Un Père Noël professionnel gagne en moyenne 15 euros de l’heure, soit l’équivalent du SMIC horaire. Sur une journée complète de 7 heures, la rémunération oscille entre 150 et 180 euros nets. À l’échelle d’une saison complète (novembre à fin décembre), les revenus varient de 1 500 euros pour un débutant à 7 000 euros pour un intermittent expérimenté. Ces chiffres masquent toutefois des réalités très contrastées selon le lieu d’exercice, le profil du professionnel et le type de prestation.
| Type de prestation | Tarif horaire | Tarif journalier | Revenu sur la saison |
|---|---|---|---|
| Petit marché de Noël | 10,25 à 11,52 € | 72 à 80 € | 800 à 1 200 € |
| Centre commercial / Grand magasin | 15 € | 150 à 180 € | 1 500 à 3 000 € |
| Prestation à domicile | 17 à 20 € | Variable | Variable selon volume |
| Événement entreprise haut de gamme | 40 à 150 € | 300 à 1 000 € | Variable selon missions |
| Intermittent expérimenté | Variable | Variable | 7 000 € |
📋 L’essentiel à retenir
- La majorité des Pères Noël travaillent sous contrat saisonnier (CDD ou intermittence du spectacle)

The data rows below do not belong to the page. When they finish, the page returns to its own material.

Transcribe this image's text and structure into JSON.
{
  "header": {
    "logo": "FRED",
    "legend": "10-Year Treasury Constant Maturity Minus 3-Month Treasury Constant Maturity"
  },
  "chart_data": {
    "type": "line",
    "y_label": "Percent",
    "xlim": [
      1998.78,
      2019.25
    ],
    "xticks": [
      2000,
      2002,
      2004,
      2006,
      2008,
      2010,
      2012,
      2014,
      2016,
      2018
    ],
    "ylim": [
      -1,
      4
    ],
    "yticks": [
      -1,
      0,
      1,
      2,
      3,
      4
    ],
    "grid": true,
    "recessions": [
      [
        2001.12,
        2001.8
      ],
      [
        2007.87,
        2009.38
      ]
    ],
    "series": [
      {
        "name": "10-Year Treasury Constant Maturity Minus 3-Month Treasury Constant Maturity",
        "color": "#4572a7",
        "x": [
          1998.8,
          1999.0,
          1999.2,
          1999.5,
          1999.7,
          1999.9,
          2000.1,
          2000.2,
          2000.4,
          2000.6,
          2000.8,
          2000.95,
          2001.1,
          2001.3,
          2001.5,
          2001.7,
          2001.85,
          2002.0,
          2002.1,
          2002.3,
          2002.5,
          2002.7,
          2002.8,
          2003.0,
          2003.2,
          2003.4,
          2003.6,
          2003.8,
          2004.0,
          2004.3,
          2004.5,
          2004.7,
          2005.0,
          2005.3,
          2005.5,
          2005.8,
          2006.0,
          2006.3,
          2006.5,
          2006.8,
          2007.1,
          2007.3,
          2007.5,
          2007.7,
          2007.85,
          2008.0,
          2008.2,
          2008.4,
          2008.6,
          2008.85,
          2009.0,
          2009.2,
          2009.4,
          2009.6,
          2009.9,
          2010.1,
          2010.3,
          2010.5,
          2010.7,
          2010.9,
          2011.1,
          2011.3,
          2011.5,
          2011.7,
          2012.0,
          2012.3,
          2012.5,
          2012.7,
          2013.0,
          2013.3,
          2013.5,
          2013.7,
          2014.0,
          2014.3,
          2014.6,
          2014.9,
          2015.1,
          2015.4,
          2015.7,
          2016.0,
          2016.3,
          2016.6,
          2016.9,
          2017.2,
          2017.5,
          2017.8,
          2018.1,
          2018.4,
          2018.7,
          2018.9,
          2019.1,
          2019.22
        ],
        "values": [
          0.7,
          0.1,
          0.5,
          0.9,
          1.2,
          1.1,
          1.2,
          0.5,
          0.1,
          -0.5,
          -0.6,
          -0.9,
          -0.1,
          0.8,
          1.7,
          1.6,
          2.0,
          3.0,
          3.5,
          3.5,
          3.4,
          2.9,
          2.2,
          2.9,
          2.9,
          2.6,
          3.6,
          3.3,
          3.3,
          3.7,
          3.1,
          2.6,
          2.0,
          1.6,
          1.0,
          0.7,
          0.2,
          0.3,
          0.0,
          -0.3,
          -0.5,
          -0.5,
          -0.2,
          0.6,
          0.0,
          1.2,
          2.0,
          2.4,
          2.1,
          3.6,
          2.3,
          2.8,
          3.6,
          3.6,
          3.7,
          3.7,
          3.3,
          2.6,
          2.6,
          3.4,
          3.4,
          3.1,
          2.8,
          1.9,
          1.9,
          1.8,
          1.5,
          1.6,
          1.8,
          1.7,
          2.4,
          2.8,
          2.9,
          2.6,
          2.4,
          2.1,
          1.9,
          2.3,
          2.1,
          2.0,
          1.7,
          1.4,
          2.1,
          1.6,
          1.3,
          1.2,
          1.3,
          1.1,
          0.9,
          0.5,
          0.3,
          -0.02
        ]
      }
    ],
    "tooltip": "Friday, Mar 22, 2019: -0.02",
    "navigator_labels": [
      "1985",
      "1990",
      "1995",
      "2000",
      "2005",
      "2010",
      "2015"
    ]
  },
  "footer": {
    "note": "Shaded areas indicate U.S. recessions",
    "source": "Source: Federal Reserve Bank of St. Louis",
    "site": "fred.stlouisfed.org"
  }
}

- Les retraités de 60 à 75 ans avec vraie barbe blanche sont considérés comme des « perles rares »
- Une pénurie de candidats depuis 2020 a fait grimper certains tarifs jusqu’à 400 euros pour 3 heures
- L’agence Monica Médias fournit entre 200 et 300 Pères Noël chaque année en Île-de-France
- Les conditions de travail incluent position assise prolongée, port du costume et gestion d’enfants parfois terrorisés
Quel salaire touche un Père Noël en France
Ce métier saisonnier concentre son activité sur deux mois : novembre et décembre. Les écarts de rémunération s’expliquent par plusieurs facteurs comme le lieu d’exercice, l’expérience du professionnel, la qualité du costume et le type de clientèle visée. Un débutant sur un petit marché de Noël en province ne touchera jamais les mêmes montants qu’un comédien aguerri engagé par une agence événementielle parisienne.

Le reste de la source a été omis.